The lesson here is that when you lose, learn something from it! Don't start a pity party where the only attendee will be you. Turn losses into a learning tool. Learn from your mistakes. So don't be sad.

And of course winning is not learning. You just did not make as many mistakes as your opponent did. So don't be happy. 

Why was it again, that we love to play chess?

PS: I won the last round. Not so much because of my 'prep'. But because my opponent was on vacation even more than I was.

Monday, May 3, 2021

Endgames are Tricky! - And LCCC Meetings 041221 and 042621 Were Fun!

 Sorry for the delay in posting. Lots going on in life that gets in the way of chess blogging.

Anyway, we had nine members at the Monday April 26 meeting and we grew to our highest total since the re-start to 12 members! Welcome all!

Our next meeting is Monday May 10th at 4pm until at least 9pm. So feel free to stop by. 

We continue - as a club - to move up the Chess .com standings in the club rankings. We are nearing 500 wins as a club! Most clubs never get near that number. 

If you like playing chess in a way that is basically - postal chess on Chess .com, then come join the Livingston County Chess Club on Chess .com and then sign up for the Team Matches as they become available. We don't care if you win or lose - just don't forfiet on time.

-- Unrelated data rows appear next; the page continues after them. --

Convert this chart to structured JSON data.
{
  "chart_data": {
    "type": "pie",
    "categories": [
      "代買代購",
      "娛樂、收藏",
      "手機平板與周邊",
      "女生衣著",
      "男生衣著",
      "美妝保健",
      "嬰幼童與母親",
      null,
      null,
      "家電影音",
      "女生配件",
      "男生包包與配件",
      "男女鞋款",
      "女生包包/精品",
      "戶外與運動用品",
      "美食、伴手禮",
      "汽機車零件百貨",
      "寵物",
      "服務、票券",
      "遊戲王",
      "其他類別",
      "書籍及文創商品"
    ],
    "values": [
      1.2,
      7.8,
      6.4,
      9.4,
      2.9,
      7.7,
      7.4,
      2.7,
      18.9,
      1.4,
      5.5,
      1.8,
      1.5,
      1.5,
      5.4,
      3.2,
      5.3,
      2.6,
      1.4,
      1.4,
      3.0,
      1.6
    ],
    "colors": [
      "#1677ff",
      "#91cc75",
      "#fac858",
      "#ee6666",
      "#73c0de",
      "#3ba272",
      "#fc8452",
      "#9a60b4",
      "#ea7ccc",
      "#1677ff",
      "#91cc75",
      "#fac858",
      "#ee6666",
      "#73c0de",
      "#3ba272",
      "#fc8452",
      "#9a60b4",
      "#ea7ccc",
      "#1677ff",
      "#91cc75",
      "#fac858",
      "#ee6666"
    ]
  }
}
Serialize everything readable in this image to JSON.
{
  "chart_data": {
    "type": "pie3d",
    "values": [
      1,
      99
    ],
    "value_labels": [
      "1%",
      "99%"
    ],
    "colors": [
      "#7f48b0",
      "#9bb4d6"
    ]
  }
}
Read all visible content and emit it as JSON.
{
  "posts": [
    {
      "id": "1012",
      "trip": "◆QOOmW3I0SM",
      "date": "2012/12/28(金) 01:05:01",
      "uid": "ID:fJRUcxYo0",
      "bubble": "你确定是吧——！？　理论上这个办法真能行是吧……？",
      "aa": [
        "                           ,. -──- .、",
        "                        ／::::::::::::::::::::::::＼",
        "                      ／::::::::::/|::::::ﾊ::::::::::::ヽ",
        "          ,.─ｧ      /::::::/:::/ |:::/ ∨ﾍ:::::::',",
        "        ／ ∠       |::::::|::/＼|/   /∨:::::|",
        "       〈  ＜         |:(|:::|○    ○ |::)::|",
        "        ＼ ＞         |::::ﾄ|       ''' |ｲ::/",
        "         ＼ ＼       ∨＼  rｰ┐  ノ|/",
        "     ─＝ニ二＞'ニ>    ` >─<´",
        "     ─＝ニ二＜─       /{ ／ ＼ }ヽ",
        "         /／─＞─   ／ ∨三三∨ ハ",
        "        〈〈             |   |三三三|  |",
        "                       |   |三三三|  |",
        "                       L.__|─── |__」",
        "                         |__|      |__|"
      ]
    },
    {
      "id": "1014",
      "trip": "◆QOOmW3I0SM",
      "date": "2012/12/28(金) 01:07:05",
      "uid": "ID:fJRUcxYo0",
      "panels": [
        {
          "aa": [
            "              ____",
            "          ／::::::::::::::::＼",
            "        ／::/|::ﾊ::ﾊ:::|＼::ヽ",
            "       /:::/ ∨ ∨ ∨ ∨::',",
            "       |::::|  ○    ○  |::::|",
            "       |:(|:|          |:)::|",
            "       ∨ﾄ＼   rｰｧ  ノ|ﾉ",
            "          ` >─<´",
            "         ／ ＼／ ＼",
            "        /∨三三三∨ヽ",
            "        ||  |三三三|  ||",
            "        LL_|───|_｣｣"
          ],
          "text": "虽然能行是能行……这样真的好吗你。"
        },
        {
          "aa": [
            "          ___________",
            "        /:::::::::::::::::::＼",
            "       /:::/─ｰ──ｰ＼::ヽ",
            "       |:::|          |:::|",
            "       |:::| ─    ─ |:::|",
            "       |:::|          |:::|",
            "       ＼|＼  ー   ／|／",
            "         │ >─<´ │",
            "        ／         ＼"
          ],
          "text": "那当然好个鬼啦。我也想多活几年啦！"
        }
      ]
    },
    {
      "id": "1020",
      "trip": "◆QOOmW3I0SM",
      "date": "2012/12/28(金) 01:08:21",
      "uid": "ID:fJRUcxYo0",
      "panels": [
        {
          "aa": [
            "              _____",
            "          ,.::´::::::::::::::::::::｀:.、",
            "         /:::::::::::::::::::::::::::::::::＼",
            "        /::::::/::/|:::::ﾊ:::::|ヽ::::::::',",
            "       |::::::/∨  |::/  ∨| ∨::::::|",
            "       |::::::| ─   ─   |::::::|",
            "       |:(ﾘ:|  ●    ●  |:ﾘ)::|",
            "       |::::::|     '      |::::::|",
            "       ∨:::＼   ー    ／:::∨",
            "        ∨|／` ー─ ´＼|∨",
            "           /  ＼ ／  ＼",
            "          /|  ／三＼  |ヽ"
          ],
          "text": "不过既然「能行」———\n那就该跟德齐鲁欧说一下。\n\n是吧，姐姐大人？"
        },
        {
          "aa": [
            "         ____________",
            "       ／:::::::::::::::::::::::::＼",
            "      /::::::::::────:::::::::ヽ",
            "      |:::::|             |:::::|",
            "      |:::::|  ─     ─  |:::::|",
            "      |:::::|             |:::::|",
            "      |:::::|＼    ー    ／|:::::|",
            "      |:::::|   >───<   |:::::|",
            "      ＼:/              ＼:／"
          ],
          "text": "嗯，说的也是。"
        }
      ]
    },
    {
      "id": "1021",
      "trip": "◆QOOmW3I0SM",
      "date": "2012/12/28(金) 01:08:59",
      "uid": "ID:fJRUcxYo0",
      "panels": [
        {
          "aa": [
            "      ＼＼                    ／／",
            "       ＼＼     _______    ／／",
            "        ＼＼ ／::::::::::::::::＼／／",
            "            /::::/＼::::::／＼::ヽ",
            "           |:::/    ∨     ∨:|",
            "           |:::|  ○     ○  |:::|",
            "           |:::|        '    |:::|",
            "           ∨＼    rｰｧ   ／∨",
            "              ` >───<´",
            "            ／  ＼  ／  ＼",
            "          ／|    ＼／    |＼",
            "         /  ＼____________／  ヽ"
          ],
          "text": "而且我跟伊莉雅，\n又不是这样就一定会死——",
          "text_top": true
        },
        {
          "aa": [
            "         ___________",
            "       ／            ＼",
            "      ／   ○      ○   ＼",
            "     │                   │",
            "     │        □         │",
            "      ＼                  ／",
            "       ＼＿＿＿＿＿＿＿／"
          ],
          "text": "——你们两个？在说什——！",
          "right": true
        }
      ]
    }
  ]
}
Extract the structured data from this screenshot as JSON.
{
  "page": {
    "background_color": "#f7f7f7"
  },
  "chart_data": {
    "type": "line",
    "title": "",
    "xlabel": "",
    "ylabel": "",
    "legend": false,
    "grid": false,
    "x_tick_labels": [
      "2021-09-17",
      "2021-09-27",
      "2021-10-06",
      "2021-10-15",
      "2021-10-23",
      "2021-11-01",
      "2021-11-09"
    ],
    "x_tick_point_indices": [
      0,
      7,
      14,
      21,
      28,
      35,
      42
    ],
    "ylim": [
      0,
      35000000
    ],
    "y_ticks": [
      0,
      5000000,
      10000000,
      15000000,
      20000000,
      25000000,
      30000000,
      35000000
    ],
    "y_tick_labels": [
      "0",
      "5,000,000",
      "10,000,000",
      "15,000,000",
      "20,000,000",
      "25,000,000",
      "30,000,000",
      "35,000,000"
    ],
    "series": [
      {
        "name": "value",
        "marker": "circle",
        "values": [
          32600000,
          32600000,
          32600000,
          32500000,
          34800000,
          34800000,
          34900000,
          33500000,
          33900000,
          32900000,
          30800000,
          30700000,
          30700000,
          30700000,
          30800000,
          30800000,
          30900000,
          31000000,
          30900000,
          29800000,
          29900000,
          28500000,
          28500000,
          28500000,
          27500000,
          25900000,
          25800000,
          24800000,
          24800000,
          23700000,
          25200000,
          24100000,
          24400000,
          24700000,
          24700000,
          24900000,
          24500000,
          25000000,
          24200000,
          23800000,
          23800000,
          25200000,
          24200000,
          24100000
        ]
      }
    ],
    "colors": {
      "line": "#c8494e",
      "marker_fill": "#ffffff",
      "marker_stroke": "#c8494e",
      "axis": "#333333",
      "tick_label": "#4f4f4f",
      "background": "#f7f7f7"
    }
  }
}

Also, if you are on the LCCC on Chess .com and are not playing in any Daily tournaments for us, don't be surprised if you are booted out of the club on that site. We cannot have players listed on our club that do not play in our Daily matches occasionally. The main reason is that it makes our club look bigger than we are, but also your rating may inflate our Team rating. Both factors may stop some teams from challenging us or accepting our challenges. You don't have to play in them all or even half of them. But some participation is required to stay on the on-line club on Chess .com.

 Why no one would play at least a few games this way is a mystery to me. To have a few games going that you have 3 days to make a move seems fun and relaxing to me. And the fact you can play or analyze from your phone, takes away just about any excuse I can think of.

Now for the endgame magic!

White to move and win. The material is even but White has a huge positional lead says Igor3000. But how?

Very  tricky endgame here. White must somehow stop the more advanced a-pawn of Black's and at the same time try to promote his only chance to win - his own g-pawn.

First things first!

1. Bb1      

Needed to stop the a-pawn. No other move wins. 

1. Bc2+ makes the position even.

1. g6? will let Black queen his pawn first and is losing for White! 

1. ......          f4

"Passed pawns must be pushed." Understandable for Black. The f-pawn is the only pawn White cannot stop without wasting another move. But now what does White do?

2.  Kc5!        .......

Threatening mate in one move with Bc2, so Black must delay his pawn advance by another move.

2. ......           Kb3

3. g6             Kb2

Black must remove the bishop in order to queen his pawn. But this takes too much time.

4. g7             Kxb1

5. g8 =Q       a2

White's queen must first stop the a-pawn and at the same time either sweep up all the Black pawns or set a mate trap by allowing a queened pawn.

6. Qg1=        Kb2

7.  Qd4+        Kb1

8. Qd3+         Kb2

9. Qb5+         Kc2  (or even if Ka1, White's next move is the same)

10. Qxa5        Kb2

11. Qd2+       Kb1

12. Kb4         d4   (12. ....a8=Q is a mating net with 13. Kb3 and mate soon to follow.)

13. Qd1+      Kb2

14. Qb3+      Kc1  (14. ...Ka1 allows 15. Kc4, 16. Kxd4, 17. Kc3 and 18. Qb2++)

15. Qxa2       Kd1

16. Qf2          Kc1

17.  Kc4        f3    (Black is trapped on the back rank and his pawns won't make it to the finish line.)